El marxismo, expresión de esas contradicciones fundantes del sistema, al que se lo quiso dar por “superado” en reiteradas ocasiones, no ha muerto porque ¡las luchas de clase no han muerto! “Curioso cadáver el del marxismo, que necesita ser enterrado periódicamente”, dijo Néstor Kohan. Si tan muerto estuviera, no habría necesidad de andar matándolo continuamente. Esta avanzada fenomenal del capital sobre las fuerzas del trabajo nos lo deja ver de modo evidente. A los cadáveres reales se les sepulta una sola vez… “Los muertos que vos matáis, gozan de buena salud” (frase apócrifa erróneamente atribuida a José Zorrila) pareciera que aplica aquí. ¡Por supuesto!
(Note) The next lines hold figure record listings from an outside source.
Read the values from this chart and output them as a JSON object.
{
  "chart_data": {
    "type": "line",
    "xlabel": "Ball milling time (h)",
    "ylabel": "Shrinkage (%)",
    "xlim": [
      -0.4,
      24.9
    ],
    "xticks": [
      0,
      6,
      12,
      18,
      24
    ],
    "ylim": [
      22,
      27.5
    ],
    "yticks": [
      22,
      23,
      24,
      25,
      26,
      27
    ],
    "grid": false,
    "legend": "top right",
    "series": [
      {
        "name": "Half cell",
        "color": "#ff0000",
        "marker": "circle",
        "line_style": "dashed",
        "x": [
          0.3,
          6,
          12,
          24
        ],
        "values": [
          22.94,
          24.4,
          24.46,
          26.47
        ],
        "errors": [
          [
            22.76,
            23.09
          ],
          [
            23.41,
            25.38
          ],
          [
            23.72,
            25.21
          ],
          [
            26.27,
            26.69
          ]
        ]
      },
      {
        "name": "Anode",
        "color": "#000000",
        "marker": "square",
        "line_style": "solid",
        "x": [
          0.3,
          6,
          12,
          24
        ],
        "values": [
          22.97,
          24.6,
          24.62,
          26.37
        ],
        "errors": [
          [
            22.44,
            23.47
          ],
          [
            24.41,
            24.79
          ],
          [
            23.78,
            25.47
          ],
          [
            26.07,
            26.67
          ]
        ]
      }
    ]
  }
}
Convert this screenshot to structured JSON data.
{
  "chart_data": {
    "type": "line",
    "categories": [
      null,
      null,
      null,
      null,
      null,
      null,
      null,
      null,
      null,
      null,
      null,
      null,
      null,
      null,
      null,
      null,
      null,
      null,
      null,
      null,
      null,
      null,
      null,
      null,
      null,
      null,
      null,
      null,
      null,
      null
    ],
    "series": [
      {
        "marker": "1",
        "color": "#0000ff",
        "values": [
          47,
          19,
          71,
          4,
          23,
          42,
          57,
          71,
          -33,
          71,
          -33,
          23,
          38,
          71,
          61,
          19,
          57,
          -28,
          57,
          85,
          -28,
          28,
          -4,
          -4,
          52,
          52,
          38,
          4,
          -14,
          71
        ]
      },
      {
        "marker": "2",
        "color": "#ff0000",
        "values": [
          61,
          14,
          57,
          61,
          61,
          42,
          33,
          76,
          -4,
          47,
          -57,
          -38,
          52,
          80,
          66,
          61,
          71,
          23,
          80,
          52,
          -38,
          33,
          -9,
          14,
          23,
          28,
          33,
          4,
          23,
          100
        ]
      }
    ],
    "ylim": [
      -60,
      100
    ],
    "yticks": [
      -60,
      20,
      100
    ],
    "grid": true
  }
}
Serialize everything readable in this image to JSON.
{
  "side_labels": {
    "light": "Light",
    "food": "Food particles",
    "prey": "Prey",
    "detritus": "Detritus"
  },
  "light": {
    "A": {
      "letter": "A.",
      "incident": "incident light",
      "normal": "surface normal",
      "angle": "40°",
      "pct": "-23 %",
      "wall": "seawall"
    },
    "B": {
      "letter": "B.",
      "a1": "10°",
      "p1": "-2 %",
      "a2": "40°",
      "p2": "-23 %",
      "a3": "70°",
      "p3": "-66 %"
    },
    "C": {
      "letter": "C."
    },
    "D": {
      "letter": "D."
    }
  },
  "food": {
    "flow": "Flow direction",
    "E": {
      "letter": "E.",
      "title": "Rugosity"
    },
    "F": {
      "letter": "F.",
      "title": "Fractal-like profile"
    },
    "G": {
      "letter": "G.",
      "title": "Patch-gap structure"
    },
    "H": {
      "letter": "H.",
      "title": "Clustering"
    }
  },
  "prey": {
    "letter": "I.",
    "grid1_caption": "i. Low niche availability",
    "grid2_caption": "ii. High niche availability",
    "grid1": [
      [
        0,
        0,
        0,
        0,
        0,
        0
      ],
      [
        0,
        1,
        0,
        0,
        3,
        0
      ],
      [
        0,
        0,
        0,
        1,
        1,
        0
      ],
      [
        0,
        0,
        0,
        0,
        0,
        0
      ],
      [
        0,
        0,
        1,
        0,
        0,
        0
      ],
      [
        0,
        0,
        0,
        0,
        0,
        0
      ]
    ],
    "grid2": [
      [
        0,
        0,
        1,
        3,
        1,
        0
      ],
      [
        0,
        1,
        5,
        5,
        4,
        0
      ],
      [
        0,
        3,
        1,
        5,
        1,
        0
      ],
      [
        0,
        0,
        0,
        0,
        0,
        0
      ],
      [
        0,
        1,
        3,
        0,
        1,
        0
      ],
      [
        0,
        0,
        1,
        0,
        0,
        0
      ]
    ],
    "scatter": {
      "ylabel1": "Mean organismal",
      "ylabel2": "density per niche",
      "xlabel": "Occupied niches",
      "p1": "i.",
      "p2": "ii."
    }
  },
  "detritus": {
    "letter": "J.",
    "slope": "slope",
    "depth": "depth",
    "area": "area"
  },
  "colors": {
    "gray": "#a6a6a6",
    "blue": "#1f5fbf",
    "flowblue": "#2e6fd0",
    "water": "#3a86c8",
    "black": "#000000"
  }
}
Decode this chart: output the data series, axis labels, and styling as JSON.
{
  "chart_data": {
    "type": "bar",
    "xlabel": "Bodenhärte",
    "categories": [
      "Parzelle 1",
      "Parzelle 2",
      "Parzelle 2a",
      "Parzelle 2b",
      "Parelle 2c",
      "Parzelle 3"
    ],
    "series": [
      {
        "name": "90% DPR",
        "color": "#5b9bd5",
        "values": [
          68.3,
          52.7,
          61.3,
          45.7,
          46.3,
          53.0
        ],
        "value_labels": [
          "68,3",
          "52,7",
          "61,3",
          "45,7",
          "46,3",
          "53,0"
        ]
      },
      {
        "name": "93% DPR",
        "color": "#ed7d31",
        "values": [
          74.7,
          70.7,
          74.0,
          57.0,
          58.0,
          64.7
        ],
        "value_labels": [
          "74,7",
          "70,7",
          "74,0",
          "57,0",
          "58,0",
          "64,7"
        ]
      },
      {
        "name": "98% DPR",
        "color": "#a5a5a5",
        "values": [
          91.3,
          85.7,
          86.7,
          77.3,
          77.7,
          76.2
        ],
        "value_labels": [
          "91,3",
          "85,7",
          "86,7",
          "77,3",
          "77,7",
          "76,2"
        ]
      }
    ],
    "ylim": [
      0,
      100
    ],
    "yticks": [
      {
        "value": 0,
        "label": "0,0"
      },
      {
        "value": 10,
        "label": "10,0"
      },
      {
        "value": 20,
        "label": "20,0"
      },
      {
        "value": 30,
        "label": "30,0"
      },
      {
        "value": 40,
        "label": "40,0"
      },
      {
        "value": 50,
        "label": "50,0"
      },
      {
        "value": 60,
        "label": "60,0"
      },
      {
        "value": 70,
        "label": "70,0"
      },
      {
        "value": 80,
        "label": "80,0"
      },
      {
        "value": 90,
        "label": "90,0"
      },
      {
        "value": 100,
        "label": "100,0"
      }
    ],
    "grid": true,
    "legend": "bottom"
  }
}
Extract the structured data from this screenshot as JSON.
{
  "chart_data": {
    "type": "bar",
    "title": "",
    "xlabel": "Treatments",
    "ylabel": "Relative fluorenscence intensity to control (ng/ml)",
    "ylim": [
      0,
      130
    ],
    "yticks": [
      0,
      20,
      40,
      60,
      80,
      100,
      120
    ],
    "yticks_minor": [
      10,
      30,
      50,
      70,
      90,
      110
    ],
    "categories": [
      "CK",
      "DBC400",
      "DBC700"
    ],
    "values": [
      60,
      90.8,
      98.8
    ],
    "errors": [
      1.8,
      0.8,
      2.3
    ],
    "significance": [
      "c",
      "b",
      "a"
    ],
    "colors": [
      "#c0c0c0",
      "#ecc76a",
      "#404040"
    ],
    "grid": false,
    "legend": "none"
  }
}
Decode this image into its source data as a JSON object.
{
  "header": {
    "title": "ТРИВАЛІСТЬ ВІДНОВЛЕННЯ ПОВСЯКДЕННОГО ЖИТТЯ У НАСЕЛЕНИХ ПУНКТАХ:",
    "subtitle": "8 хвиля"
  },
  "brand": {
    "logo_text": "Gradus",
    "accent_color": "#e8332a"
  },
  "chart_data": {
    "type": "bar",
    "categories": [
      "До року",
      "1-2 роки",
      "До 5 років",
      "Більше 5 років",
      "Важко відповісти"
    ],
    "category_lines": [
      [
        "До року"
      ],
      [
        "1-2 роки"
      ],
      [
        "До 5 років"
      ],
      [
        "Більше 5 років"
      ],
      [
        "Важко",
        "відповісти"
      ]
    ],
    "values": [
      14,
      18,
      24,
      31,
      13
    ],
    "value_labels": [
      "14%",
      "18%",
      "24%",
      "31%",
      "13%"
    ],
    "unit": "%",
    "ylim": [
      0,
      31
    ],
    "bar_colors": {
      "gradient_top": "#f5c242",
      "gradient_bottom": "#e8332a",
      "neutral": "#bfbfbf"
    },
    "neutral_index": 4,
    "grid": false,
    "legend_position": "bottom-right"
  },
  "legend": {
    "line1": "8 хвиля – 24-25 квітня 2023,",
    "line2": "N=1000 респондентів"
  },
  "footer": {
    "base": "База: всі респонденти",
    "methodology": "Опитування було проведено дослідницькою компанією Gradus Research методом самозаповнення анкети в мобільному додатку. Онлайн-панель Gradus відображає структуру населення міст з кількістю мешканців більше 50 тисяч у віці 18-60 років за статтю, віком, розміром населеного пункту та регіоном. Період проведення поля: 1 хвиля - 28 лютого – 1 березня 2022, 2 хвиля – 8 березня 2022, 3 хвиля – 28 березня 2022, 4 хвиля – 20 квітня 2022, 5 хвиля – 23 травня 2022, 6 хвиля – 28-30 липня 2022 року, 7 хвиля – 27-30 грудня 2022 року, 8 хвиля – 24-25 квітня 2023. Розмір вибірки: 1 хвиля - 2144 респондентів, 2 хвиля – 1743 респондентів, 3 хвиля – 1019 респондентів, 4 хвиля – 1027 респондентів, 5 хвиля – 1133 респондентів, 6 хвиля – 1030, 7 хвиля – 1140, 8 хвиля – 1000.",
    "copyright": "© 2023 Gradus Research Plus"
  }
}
Si el marxismo es la expresión de lucha de las clases explotadas, eso de ningún modo “pasó de moda”.
Como dijera este decimonónico pensador alemán cuya obra se declaró muerta innúmeras veces, pero que parece renacer siempre: “No se trata de reformar la propiedad privada, sino de abolirla; no se trata de paliar los antagonismos de clase, sino de abolir las clases; no se trata de mejorar la sociedad existente, sino de establecer una nueva”. El neoliberalismo, que llegó a Argentina de la mano de Martínez de Hoz y una feroz dictadura asesina y fue continuado por todas las administraciones posteriores, es una expresión –despiadada, sin dudas– de esa sociedad existente. ¿Nos atrevemos a establecer una nueva? ¿Cuándo empezamos?
* Comunicación personal escuchada en una reunión en Guatemala, en 2003.
* “No miren lo que digo sino lo que hago”, dijo Néstor Kirchner en una conferencia con empresarios españoles. ¿Doble discurso de un supuesto “revolucionario montonero”?
* Cuatro documentos surgidos entre 1980 y el 2000, que toman su nombre del Grupo de Santa Fe (en referencia a la capital del estado de Nuevo México, Estados Unidos), redactados por pensadores de derecha y la Heritage Foundation. Como ejemplo –uno entre tantos– de su significado histórico: en el Documento Santa Fe II se establece la avanzada de los nuevos cultos evangélicos para controlar la propuesta de izquierda de la Teología de la Liberación que en ese entonces crecía por Latinoamérica.
* ¿Cómo se suicida un argentino?, pregunta un inmisericorde chiste: subiendo a lo alto de su ego y dejándose caer.